We shouldn't compare RAM vs. ROM sizes like that. RAM is per instance,
ROM is shared. Having a 512 MB ROM will, on its own, have only small
impact on performance on modern GPU cards. For example, on a card with
4 GB RAM, it leaves 3.5 GB for the instances' "RAMs", thereby reducing
concurrency to 7/8 of what would be possible without a ROM. The
expected performance is thus somewhere in the range of 7/8 to 1 of
what it would have been without a ROM.
To defeat GPUs via a large ROM, you need to make it larger than the GPU
cards' RAM sizes, so some ROM accesses will have to go over PCIe
(transferring ROM blocks from other GPU cards' RAM or from host's RAM).

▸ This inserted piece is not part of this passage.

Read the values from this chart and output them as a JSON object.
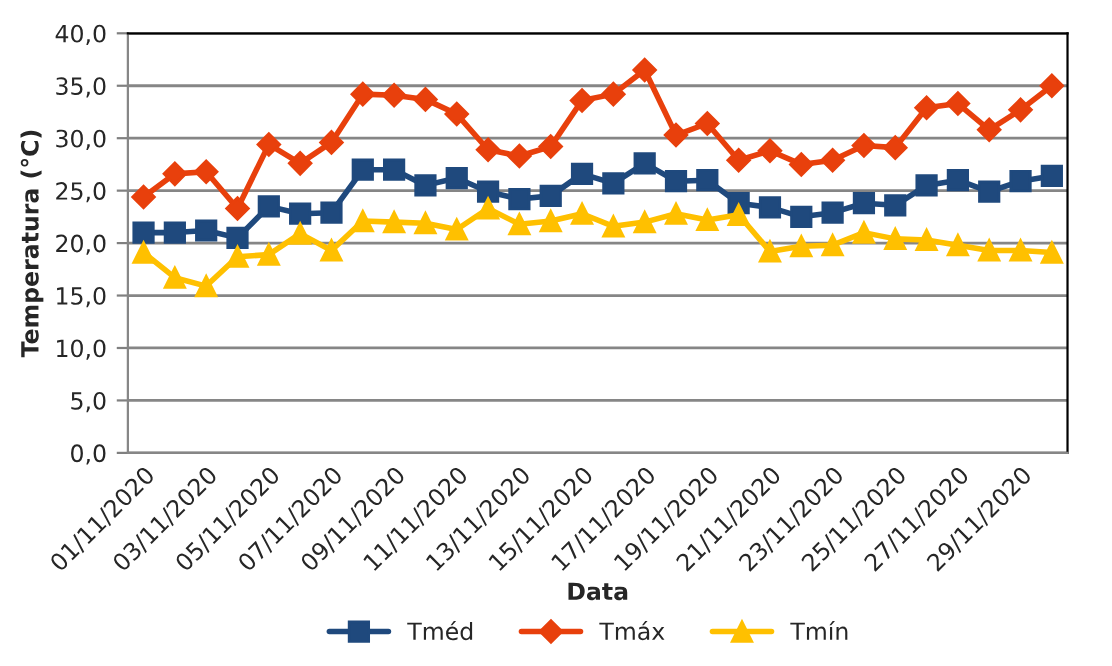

And yes, someone might want to introduce a cryptocoin based on yescrypt
with ROM enabled. Maybe its ROM size should even grow over time, e.g.
starting at 28 GB (4 GB higher than what current top GPU cards use, and
4 GB lower than what fits in current desktop systems) and doubling every
few years or something... and eventually this might favor HPC clusters
with fast interconnect or something.